Penalties for committing insider trading

The punishments and penalties for committing insider trading have been defined under Chapter IV-A of the SEBI Act. The penalties have been discussed below in accordance with the SEBI (Amendment) Act, 2002.

  1. Section 15G (i)– if an insider either on its own or on behalf of any person has dealt on behalf of his company any unpublished information then he may be fined with RS. 25 crores or 3 times the profit made, whichever is higher.
  2. Section 15G (ii)– if an insider has given any price sensitive information then he may be fined up to RS. 25 crores or 3 times the profit made.
  3. Section 15G (iii)– if an insider has procured any other person to deal in securities of anybody corporate on basis of published information then he may be fined up to RS. 25 crores or 3 times the profit made which is higher.
Case Laws

Hindustan Lever Limited v. SEBI (1996):

This case is mainly concerning the purchase of Eight lakh shares by HLL of BBLIL from the Unit Trust of India on March 25, 1996. This purchase was made only just two weeks prior to a public statement for a proposed merger of HLL and BBLIL. Upon investigation, it was found by SEBI that HLL was an insider at the time of purchase. Upon investigation, SEBI found that at the time of purchase of shares of BBLIL from UTI, HLL was an insider under Section 2(e) of the 1992 Regulations. HLL filed an appeal before the appellate authority asking on what basis they can be termed as an insider. But after hearing the evidence of HLL, the authority acknowledged the evidence but it was not enough to prove it. Accordingly, the appellate authority found that the SEBI investigations were right.

TISCO case (1992):

In this case, the profit of TISCO for the first half of the financial year 1992-93 was Rs. 50.22 crore in comparison to the profit of Rs. 278.16 crore for the financial year 1991-92. Before the declaration of the half-yearly results, there was intense activity in the trading of shares between October 22, 1992, and October 29, 1992. However, the SENSEX saw a decrease of 8.3% during the same period. The insiders who had the knowledge of the same had manipulated the market to make short sales. Small investors were hit badly. Due to the absenteeism of insider trading regulations in India at that time, it was impossible to investigate the case.
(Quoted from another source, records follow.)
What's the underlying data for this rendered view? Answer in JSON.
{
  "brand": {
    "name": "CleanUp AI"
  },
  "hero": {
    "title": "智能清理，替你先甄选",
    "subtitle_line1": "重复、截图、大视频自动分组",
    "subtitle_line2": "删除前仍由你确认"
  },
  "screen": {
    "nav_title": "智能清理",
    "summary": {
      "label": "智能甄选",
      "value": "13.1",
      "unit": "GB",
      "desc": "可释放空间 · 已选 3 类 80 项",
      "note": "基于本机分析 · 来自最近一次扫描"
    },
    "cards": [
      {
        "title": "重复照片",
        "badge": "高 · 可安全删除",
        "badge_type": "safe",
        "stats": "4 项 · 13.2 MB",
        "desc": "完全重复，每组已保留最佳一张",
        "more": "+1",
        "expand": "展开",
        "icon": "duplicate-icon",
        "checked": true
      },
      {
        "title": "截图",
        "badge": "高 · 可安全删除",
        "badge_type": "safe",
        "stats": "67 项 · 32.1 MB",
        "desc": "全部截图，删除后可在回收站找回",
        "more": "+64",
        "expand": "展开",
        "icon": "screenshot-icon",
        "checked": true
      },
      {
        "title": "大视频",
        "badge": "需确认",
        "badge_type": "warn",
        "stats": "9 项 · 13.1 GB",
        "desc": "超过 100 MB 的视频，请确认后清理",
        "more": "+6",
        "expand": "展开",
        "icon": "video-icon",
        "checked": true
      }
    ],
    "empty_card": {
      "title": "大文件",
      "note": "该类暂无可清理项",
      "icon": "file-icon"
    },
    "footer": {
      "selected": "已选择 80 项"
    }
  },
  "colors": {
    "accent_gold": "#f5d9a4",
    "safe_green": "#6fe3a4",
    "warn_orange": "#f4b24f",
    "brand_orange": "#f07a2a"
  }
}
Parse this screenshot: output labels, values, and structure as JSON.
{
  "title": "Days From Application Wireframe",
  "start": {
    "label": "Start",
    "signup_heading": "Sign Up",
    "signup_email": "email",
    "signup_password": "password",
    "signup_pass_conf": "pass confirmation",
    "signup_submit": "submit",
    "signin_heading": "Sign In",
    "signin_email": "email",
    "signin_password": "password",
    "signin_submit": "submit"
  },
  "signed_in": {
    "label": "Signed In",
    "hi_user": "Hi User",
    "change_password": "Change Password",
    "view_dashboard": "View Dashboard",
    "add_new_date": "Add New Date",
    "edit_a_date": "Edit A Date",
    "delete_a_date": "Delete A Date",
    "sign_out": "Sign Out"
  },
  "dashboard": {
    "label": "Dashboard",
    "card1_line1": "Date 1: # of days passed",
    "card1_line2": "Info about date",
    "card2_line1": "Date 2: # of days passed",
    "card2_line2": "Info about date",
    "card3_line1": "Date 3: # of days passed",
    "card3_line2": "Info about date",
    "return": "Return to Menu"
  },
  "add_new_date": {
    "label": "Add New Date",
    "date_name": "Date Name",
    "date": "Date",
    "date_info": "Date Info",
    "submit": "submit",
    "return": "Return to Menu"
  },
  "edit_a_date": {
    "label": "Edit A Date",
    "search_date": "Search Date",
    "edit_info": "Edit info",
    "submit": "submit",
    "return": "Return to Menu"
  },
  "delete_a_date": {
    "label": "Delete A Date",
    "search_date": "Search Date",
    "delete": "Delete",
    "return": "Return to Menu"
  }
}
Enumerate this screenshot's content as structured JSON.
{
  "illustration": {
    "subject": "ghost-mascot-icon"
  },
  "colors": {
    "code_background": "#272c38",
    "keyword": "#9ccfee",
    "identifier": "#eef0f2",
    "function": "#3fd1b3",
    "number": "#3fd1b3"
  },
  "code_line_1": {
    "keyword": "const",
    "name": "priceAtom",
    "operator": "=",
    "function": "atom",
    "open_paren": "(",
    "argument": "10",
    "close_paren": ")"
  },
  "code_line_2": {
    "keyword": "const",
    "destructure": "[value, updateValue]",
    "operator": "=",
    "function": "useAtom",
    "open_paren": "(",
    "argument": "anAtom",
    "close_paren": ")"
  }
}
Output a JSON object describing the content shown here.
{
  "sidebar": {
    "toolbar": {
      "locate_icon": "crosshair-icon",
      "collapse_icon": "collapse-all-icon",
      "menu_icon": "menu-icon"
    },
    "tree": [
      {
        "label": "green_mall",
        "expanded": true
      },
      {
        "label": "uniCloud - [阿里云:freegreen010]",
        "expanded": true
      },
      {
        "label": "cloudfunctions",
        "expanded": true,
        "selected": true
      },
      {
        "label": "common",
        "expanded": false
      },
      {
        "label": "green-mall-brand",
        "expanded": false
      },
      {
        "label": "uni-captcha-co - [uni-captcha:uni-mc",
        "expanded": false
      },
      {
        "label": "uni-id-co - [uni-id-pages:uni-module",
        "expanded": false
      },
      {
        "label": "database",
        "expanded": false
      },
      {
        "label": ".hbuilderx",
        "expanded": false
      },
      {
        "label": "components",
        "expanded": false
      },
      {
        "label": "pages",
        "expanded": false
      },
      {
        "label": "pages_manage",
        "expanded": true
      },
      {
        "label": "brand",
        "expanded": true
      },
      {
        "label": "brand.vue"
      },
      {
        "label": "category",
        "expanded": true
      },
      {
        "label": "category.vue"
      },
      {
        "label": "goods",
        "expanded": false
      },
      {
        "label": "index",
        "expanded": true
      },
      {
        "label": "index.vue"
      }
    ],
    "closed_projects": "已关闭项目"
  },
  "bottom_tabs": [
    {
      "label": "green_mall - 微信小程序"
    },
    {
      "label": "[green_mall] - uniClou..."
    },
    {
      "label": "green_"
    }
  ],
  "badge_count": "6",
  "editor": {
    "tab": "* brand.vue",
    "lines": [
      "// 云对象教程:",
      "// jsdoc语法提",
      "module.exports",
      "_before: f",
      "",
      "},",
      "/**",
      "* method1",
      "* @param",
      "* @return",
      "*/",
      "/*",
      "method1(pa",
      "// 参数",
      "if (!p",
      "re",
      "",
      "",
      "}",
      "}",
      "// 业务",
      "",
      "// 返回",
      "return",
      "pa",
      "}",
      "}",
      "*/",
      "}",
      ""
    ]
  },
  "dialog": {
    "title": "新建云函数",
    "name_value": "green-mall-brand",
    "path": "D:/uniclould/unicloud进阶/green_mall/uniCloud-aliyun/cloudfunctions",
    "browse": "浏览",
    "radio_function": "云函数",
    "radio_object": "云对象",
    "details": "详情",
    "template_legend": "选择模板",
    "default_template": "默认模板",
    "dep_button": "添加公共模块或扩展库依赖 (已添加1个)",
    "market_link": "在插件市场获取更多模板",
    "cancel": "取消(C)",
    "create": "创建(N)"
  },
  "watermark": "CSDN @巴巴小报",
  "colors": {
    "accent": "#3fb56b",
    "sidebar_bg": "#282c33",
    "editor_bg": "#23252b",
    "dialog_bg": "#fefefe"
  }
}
The substantive law in relation to insider trading has been substantially strengthened over the years. SEBI has also obtained greater enforcement powers, which it is likely to exercise, given that insider trading can cause a serious dent on market integrity. Regulations issued by SEBI, their enforcement by SEBI as well as rulings by SAT and many courts have emphasized the need for companies to take serious note of insider trading concerns. In any event, insiders and companies would be well-advised to take measures to not fall in conflict with the legal regime.